In the case of A, a woman who was raped, suffered domestic violence, harassment and stalking, who was allocated a 3 bed home that was fitted out with safety equipment and panic room under the Sanctuary Scheme, the Supreme Court overturned the Court of Appeal’s finding of discrimination by sex. While confirming that “for as long as A, and others in a similar situation, are in need of the protection of sanctuary scheme housing, they must of course receive it”, the majority of the 7 Judge panel found that this was also a situation that required case by case evaluation, rather than an exemption for a class of people, and as such, use of the DHP scheme was justified. 2 Judges disagreed and would have found sex discrimination. Baroness Hale, with Lord Carnwath, found (at 77)
Indeed, the respondent does not seriously dispute that Ms A needs to stay where she is. The Secretary of State accepts that she needs to stay in a sanctuary scheme and probably in this very house. The justification suggested for the interference, or the discrimination, is the availability of discretionary housing payments to make up the shortfall in her rent. But if the discretionary housing payment scheme is not good enough to justify the discrimination against the Rutherford and Carmichael households, it is not good enough to justify the discrimination against Ms A’s household either. Its deficiencies were acknowledged in the Court of Appeal’s decision in Burnip v Birmingham City Council  EWCA Civ 629;  PTSR 117, para 46. They are well-summed up by Mr Drabble QC on behalf of the Rutherford and Carmichael families: it is discretionary, cash-limited and produces less certainty; it has a stricter means test; it offers different and less attractive routes of judicial challenge; it can be onerous to make applications; and it encourages short term, temporary and conditional awards.
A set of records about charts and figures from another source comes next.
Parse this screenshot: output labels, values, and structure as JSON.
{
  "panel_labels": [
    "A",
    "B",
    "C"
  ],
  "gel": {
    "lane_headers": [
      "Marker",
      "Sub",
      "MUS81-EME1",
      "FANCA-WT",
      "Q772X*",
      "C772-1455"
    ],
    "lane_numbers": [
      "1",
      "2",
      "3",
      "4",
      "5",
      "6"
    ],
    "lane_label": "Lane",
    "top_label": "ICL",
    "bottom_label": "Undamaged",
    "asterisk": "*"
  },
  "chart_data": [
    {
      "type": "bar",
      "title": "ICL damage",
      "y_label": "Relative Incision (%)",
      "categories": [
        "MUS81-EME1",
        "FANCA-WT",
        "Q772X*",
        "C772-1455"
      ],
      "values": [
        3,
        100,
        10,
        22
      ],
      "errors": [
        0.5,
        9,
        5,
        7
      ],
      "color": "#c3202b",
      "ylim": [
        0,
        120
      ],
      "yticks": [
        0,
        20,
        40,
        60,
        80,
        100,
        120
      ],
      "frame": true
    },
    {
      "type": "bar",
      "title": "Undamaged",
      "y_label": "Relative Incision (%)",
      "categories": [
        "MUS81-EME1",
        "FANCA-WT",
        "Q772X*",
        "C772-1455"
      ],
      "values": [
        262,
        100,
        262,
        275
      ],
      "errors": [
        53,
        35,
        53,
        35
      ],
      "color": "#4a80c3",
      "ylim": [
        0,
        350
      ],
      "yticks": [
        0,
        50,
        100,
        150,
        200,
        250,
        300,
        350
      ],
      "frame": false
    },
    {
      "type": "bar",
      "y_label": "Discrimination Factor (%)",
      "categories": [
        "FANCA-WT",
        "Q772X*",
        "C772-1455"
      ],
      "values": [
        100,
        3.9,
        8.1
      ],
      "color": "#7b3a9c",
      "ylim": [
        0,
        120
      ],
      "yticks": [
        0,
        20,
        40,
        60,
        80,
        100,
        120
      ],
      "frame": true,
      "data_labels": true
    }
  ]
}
For a woman in a sanctuary scheme to have to endure all those difficulties and uncertainties on top of the constant fear and anxiety in which she lives cannot be justified. This is not a question of the allocation of scarce public resources: it is rightly acknowledged that public resources will have to meet this need one way or another.
The court of appeal finding of sex discrimination (our note here) was overturned.
Where does that leave us?
The Secretary of State will have to amend the regulations to provide for exemptions for households with disabled people with a (clear) medical need for the room. Amending after the Court of Appeal decision in Burnip took many months and a judicial scolding. It is to be hoped this time will be quicker.
For others with a need for an additional room but not currently exempted, even if the need is disability related, they will continue to have to seek DHPs. As the reduced benefit cap bites, this will become much harder.
A has already stated she will be appealing her case to the European Court of Human rights. But any decision by the ECtHR will be years done the line.
On a personal note, I must congratulate the Carmichaels and the Rutherfords, who I have talked to often over the last few years. Both families have shown remarkable strength and determination in seeing their cases through, in incredibly difficult personal circumstances. Their efforts and those of CPAG and their legal teams should see thousands of people with a clear medical need for a room exempted from the bedroom tax.